Employees of Port Talbot who are at risk of compulsory redundancy will be provided the option to participate in a paid retraining scheme for a defined period to help them secure alternative future employment by the company.
The electric arc furnace is expected to be operational within three years. So far, the basic engineering has been completed and equipment order for the electric arc furnace will be placed shortly, along with ladle metallurgy furnaces, a new coil box and crop shear for the hot strip mill, a cranes package, and for construction management and civil engineering, the company said.
Meanwhile, the Port Talbot steelworks site has closed down one blast furnace and the Morfa coke ovens safely over the past few months, and efforts are in progress to close down the other blast furnace.

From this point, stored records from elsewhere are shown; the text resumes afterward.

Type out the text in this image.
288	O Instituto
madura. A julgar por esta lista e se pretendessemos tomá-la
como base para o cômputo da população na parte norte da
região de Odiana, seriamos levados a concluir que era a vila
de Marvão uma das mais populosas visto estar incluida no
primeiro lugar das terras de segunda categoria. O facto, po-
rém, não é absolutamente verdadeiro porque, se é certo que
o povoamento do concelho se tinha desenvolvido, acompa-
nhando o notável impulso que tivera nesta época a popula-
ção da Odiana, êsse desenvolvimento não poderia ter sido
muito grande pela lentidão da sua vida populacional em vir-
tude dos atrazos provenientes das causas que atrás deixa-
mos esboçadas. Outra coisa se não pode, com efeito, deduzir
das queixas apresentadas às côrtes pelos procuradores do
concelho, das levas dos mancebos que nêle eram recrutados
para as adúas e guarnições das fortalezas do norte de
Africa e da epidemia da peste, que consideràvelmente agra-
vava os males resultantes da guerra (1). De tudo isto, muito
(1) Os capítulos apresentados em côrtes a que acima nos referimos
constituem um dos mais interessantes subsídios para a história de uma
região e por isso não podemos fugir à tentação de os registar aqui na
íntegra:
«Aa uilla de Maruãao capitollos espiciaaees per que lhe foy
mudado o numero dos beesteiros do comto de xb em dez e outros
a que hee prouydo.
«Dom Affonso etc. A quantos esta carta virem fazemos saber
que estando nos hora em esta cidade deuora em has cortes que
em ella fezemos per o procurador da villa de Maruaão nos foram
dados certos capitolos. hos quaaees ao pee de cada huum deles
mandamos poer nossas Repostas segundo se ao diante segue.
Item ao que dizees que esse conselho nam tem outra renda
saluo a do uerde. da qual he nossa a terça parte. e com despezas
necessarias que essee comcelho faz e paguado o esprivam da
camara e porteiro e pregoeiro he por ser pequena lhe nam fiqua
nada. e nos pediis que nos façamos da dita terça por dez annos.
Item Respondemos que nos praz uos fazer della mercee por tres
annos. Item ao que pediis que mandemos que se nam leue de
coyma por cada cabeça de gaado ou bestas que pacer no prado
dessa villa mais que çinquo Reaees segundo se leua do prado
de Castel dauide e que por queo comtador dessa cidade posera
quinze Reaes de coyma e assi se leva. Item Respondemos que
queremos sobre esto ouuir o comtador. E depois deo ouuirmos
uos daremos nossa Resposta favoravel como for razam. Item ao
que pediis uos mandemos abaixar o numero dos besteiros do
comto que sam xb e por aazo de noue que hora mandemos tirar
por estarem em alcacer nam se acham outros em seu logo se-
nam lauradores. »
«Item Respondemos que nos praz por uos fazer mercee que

On Wednesday, UK’s business and trade secretary Jonathan Reynolds told the House of Commons that the Labour government had succeeded in going much further than the previous Tory government’s pact, delivering a minimum voluntary redundancy payout of £15,000 for full-time employees plus a £5,000 “retention” payment. “Port Talbot has always been and will always be a steelmaking town. This deal does what previous deals failed to do – give hope for the future of steelmaking in South Wales,” Reynolds said.